Nearly a decade ago, as the entire financial system was collapsing, the bank where I worked, Citibank, was deemed too big to fail. Many other banks were also in the same situation, and also bailed out and allowed to live. And live on they do. Today Citibank, and the other banks, are just as big.
This is causing some policy makers to worry. Neel Kashkari, who helped structure the bailout, is now president of the Federal Reserve Bank of Minneapolis. On Tuesday he gave a speech, stating that those big banks pose an “ongoing risk to our economy.”
It was an impressive speech and surprising given his past as both a Goldman Sachs banker and as a “free-market” Republican. It also angered many bankers and politicians, because he voiced a secret of Wall Street: Despite Dodd-Frank, despite claims to the contrary by some politicians, “the largest banks are still too big to fail (TBTF).”
One of his proposed solutions—breaking up the banks—puts him in the same company as Bernie Sanders and a handful of other politicians. Doing so would go some of the way toward improving bank governance: If the government turns Citibank into ten smaller Citibanks, they will probably be better managed, since too big to fail is also too big to manage. Additionally, some might start doing things differently from the rest, even innovating.
But it wouldn’t address the other major ongoing failure of our financial system, namely that banks are taking on too much risk, and in the process endangering the entire economy and necessitating occasional bailouts. When the economy gets into trouble those 10 smaller Citibanks will probably all get into trouble exactly at the same time, requiring 10 smaller bailouts, or one large bailout of the “markets.”
It's crucial to remember in all of this that banks are not just victims of economic downturns—they also cause them with their reckless behavior. To stop that government needs to address their compensation structure, not just their size. Bankers today have little financial interest in their banks’ health, which leads them to irresponsible behavior.
The old Wall Street, prior to 30 years of deregulation, was filled with partnerships. Employees were required to keep their money in the company, so if the firm failed, bankers failed, resulting in a degree of self-policing. Wall Street bankers were personally invested in the strength and integrity of their decisions, because if they went wrong, they themselves lost big.

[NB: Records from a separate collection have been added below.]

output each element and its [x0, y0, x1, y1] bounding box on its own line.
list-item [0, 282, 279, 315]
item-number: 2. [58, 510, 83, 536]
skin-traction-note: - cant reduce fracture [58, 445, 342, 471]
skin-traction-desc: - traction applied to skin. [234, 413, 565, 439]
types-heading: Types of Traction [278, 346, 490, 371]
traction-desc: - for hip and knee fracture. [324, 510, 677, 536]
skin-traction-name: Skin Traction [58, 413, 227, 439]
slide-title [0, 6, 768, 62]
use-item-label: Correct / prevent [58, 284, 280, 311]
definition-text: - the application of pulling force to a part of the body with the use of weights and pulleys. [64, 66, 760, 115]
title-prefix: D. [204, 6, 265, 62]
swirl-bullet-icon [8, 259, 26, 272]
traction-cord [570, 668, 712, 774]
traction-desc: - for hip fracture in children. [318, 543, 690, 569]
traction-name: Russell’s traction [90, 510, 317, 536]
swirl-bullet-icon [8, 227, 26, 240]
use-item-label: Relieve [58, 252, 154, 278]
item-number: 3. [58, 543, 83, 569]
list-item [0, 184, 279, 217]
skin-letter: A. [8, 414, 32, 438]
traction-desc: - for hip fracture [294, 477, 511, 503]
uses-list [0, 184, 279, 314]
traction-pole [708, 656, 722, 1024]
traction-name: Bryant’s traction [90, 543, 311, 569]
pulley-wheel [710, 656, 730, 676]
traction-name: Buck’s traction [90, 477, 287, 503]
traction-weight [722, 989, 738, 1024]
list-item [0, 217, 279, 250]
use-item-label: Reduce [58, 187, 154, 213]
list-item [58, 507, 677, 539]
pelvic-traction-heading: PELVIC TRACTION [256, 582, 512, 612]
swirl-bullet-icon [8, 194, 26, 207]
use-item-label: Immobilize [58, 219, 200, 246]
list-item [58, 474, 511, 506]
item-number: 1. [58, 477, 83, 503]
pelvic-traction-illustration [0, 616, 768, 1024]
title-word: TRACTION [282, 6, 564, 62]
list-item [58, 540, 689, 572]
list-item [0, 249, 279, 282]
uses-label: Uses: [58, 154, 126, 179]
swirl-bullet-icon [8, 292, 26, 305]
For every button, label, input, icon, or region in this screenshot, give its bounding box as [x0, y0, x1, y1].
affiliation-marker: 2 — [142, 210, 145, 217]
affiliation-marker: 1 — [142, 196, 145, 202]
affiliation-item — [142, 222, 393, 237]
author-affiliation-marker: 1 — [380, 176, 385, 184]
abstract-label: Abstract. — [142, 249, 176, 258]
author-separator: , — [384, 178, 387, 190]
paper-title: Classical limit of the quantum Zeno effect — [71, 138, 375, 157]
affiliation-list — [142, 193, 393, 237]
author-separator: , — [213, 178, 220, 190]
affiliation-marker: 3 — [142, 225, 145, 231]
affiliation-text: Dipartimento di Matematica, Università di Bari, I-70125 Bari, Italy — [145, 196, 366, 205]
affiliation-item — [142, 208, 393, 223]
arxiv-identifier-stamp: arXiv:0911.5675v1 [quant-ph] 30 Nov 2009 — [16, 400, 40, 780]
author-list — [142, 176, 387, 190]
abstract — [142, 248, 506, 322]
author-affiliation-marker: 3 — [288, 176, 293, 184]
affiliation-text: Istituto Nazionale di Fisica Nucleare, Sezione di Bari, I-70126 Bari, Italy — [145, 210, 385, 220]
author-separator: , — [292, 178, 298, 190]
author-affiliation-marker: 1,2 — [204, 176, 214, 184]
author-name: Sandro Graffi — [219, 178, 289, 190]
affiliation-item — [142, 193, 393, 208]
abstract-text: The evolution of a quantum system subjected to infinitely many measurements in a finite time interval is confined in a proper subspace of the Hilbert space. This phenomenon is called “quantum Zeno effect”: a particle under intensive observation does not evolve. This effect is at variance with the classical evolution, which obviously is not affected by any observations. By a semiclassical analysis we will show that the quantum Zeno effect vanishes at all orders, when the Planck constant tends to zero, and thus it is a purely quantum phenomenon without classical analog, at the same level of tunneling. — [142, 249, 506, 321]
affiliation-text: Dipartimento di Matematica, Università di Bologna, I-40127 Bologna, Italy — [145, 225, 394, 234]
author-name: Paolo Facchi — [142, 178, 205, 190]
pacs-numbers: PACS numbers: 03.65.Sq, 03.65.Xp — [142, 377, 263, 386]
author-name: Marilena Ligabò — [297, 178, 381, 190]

Bankers today get paid mostly in cash bonuses. Many on Wall Street, certainly those who work at the big banks, have a fantastic win-win deal: They get paid if they win and they don’t have to give anything back if they lose. Often, the incentives are actually structured to encourage taking on reckless levels or risk.
That was certainly the case during the run-up to the financial crisis 10 years ago. Not only did nobody go to jail for the crisis, not only did few lose their jobs, but the real dirty secret of Wall Street is that many of the bankers did very well because of it. I know: When Citibank was plummeting towards bankruptcy I assumed I would lose my job. When our stock fell below three dollars per share, I texted my wife, “ready to become farmers?” I didn’t have to become a farmer, and neither did anybody around me. Thanks to a government bailout, not only didn’t we lose our jobs, but we also got paid well over the next few years. Really well.
The crisis was good for many bankers, and not just the ones who bet against housing blowing up like in The Big Short, but for many who had behaved recklessly, and were responsible for the crisis. Including some of the CEOs of banks that got bailed out or blew up. That needs to change, by forcing bankers’ compensation to be locked up in the company and letting them know they will face prosecution for any crimes.
Both are central to a word that didn’t appear in Kashkari’s speech: fairness. A system that bails out bankers, that doesn’t impose costs on them (money or jail), and actually rewards some of them, is simply unfair. Breaking up the banks won’t stop the bailouts, because banks are still incentivized to behave badly, and that’s true if it is one big bank, or 10 small banks. Bankers, when they fail, need to lose their money, their jobs, and sometimes, their freedom.